In der Leipziger Schokofabrik Böhme schuften 400 Frauen für 1.500 Mark brutto / Jetzt streiken sie zum ersten Mal in ihrem Leben – und verachten die „Streikbrecherinnen“  ■ Aus Delitzsch Thorsten Schmitz

Die Sorge um den Kontostand planiert zweimal am Tag das schlechte Gewissen von 70 Frauen und ein paar Männern. Seit ein paar Tagen treffen sie sich morgens um fünf Uhr vor einer Bäckerei in der Dübener Straße, wenn 30.000 Delitzscher noch unter Daunen liegen. Sie wollen keine Brötchen. Sie wollen die Gewißheit, daß ihr privates Soll und Haben im Gleichgewicht ist. Der Schlaf klebt noch in ihren Augen und auch ein bißchen Scham. Paarweise steuern sie zu auf Tor 1 ihres Geldgebers, die Böhme-Schokoladenfabrik. Untergehakt, den Blick stur auf den Boden gerichtet.
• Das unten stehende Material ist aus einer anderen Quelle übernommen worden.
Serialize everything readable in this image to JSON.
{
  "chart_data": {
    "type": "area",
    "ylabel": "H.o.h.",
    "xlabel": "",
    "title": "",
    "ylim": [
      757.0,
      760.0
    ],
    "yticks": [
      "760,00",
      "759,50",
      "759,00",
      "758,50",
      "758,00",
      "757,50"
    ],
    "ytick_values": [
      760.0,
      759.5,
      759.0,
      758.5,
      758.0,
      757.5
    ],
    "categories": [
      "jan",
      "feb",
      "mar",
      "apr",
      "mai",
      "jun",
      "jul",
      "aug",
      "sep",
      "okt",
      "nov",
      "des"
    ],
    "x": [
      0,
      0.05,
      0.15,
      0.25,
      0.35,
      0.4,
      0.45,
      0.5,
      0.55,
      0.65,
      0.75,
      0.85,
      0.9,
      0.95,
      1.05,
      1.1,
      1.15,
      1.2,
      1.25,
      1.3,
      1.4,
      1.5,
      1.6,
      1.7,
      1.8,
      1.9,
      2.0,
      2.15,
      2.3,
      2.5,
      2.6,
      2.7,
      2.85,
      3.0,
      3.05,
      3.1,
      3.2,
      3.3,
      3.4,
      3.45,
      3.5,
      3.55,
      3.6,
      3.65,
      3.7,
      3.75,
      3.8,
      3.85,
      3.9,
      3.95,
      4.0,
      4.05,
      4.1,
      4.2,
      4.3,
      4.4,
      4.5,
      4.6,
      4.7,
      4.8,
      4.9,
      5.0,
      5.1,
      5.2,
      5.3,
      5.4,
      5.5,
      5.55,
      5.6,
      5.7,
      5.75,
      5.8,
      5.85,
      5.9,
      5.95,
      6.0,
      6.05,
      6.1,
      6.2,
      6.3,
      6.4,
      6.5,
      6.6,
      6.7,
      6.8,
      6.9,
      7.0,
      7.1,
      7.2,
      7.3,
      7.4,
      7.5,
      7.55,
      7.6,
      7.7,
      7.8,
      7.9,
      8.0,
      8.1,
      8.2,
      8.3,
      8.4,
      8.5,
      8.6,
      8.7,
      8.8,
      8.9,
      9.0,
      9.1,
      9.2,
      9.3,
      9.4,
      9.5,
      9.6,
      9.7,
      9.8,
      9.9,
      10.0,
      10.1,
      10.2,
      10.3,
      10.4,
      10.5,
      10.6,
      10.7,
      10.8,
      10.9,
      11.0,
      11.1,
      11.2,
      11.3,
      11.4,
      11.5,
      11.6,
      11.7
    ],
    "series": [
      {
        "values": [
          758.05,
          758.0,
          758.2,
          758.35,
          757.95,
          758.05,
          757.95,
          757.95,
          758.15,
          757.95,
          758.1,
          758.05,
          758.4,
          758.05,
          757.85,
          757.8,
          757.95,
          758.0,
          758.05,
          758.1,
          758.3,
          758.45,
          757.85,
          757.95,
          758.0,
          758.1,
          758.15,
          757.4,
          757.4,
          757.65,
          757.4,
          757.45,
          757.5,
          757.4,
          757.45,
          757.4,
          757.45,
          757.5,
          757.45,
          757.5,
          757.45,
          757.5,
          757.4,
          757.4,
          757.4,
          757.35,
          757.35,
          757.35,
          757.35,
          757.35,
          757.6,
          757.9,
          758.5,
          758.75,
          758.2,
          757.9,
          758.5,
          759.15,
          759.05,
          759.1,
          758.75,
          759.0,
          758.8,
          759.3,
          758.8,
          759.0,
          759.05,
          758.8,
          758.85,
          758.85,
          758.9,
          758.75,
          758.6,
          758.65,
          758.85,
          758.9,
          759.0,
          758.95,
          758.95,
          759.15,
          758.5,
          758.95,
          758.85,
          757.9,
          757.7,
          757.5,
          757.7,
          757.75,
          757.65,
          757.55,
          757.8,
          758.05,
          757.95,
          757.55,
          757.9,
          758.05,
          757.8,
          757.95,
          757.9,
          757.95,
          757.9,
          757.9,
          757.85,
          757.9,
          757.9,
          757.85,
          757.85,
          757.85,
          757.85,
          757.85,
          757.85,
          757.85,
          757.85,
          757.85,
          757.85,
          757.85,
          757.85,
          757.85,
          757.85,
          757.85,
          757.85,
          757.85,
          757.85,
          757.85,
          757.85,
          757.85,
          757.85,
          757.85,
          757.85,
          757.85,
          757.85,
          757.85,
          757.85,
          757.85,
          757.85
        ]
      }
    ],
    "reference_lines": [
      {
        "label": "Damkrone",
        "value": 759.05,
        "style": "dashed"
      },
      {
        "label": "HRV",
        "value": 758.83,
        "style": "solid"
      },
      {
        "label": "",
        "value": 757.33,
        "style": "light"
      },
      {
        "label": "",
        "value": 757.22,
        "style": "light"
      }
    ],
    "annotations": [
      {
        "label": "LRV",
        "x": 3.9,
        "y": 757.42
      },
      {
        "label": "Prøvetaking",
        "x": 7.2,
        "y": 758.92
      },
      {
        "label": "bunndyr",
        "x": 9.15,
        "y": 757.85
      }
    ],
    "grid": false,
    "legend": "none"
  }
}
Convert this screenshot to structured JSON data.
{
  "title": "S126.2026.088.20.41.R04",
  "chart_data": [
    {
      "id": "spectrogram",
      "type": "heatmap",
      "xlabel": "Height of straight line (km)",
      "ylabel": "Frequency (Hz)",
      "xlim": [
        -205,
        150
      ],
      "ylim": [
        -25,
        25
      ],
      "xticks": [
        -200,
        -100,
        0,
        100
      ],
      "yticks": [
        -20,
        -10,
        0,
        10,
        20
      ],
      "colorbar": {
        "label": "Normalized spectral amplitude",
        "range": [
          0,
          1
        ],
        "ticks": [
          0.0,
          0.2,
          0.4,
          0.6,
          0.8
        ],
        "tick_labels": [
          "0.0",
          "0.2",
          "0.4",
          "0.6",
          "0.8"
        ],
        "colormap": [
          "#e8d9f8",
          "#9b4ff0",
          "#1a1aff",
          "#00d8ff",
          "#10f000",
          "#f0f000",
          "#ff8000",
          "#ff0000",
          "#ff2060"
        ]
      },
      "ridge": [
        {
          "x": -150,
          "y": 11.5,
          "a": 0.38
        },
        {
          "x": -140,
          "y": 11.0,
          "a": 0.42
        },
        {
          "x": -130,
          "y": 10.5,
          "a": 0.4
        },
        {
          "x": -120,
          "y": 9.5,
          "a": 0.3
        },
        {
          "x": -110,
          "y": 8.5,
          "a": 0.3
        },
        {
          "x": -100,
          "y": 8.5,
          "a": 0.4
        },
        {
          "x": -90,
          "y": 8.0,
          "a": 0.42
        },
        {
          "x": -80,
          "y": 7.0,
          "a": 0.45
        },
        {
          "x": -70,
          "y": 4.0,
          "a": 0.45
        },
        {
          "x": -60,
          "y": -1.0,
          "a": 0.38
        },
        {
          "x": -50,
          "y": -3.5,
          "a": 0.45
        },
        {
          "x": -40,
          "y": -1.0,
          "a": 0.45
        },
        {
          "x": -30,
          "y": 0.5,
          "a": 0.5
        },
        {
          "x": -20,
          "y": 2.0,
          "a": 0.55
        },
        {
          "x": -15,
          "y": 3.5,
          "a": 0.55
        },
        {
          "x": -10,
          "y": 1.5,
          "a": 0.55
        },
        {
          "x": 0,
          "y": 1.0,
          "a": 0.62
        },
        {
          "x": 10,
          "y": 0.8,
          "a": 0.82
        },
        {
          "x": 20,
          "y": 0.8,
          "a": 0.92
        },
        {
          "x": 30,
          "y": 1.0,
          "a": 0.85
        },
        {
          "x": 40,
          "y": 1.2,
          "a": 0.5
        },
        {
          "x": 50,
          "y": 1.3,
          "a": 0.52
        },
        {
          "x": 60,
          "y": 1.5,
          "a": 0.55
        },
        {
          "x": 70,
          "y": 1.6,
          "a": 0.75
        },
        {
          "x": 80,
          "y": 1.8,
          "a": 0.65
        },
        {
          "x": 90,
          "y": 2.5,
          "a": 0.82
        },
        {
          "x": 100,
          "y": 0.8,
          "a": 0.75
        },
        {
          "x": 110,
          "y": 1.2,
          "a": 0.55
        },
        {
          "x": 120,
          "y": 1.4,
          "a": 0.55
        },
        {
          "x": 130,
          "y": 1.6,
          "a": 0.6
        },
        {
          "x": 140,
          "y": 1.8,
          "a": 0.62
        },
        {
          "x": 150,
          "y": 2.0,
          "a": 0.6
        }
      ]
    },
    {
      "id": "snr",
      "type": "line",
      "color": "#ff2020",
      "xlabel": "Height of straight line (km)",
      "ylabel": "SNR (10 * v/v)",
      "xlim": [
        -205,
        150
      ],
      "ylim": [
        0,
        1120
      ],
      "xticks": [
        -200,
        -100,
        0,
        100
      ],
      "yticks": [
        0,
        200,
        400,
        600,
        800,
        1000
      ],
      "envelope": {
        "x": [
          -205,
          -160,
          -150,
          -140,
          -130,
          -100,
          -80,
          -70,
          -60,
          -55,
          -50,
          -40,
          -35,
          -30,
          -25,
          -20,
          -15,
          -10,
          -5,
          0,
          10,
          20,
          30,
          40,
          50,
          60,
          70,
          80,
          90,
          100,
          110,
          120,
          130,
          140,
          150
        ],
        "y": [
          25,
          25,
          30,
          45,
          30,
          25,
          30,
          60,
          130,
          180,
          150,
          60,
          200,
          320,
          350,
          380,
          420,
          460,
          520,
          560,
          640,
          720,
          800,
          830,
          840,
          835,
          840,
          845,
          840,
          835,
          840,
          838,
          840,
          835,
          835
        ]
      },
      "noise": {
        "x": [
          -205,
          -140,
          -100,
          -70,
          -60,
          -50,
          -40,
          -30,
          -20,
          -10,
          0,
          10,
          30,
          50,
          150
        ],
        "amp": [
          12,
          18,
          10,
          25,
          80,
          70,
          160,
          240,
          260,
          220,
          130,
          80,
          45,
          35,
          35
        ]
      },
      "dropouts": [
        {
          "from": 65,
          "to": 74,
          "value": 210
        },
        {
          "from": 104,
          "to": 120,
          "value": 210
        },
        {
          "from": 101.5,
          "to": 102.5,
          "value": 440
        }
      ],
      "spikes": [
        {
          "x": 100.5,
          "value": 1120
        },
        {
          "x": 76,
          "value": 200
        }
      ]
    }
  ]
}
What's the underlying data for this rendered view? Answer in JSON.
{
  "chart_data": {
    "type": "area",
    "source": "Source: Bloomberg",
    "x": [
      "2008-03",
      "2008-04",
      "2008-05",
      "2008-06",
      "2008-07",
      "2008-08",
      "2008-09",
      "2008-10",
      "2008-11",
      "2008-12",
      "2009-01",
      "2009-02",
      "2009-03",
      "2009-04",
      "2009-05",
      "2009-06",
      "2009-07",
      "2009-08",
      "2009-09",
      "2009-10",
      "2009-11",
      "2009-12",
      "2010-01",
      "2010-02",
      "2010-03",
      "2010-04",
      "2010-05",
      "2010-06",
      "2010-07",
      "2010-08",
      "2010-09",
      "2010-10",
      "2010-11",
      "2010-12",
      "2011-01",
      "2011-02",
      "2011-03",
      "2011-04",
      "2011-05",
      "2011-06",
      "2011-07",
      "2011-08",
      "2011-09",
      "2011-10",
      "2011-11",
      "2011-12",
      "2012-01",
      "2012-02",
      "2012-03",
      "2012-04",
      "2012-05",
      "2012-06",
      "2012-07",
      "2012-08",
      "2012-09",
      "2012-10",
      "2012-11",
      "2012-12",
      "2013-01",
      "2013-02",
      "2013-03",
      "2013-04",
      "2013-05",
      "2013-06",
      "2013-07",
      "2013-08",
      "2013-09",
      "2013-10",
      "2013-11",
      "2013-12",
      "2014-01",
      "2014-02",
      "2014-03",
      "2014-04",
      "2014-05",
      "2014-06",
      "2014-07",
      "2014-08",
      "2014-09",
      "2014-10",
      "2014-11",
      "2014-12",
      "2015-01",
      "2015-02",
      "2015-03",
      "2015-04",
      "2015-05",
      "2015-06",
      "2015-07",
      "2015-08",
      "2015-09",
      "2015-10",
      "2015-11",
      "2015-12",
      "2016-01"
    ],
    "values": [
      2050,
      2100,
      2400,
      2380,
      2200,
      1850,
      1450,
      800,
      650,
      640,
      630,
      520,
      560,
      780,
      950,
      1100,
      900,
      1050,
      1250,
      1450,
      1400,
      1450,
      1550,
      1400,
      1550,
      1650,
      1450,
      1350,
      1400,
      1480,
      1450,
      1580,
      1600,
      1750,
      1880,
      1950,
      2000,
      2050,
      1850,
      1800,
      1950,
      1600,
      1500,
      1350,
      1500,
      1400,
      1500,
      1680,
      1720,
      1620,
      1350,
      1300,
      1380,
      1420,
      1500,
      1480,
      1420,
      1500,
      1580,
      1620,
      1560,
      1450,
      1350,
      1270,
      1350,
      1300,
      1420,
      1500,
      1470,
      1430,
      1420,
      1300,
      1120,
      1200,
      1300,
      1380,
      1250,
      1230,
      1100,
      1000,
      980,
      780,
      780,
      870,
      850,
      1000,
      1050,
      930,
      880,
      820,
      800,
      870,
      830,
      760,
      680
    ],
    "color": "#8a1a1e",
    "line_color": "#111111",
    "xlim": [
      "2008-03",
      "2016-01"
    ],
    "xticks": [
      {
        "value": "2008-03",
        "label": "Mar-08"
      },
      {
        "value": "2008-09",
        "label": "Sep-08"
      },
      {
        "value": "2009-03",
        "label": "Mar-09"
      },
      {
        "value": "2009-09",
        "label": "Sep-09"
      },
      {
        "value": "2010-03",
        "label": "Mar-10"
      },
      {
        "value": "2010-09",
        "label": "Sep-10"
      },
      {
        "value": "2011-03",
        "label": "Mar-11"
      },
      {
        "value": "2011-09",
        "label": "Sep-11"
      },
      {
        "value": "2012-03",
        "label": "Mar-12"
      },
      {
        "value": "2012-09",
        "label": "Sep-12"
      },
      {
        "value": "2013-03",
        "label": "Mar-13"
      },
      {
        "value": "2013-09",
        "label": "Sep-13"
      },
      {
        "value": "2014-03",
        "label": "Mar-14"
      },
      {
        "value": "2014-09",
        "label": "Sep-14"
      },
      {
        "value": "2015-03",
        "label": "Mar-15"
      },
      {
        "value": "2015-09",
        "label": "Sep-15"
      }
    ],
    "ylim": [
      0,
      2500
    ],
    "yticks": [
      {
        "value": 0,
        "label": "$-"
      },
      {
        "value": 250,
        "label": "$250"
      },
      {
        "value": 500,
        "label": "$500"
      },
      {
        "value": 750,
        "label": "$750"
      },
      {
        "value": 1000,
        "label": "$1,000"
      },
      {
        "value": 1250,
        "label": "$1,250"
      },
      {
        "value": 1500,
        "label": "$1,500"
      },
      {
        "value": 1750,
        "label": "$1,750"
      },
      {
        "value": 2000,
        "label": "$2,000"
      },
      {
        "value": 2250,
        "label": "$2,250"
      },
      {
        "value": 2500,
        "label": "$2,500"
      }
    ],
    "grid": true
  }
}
„Als ob ich auf den Scheiterhaufen muß“, flüstert die junge Mutter dreier Kinder. Der Schritt durchs Tor ist eine Qual. Denn zuerst muß sie an einer Gruppe Streikender vorbei. Es sind ihre Kolleginnen, die ein schmales Spalier gebildet haben. Sie trillern mit geliehenen Pfeifen der Gewerkschaft Nahrung, Genuß, Gaststätten (NGG). „Streikbrechern“, wie sie die Arbeitswilligen mit runtergezogenen Mundwinkeln titulieren, muß man das Miese ihres Tuns ins Gehirn pfeifen. Die NGG hat den Streikenden außerdem empfohlen, die Namen der Umfallerinnen in ein Streikbuch zu notieren. Das hält einerseits wach, der Tag ist noch frisch, andererseits täuscht die kollektive Beschimpfung über die eigene Angst hinweg. Und die ist groß.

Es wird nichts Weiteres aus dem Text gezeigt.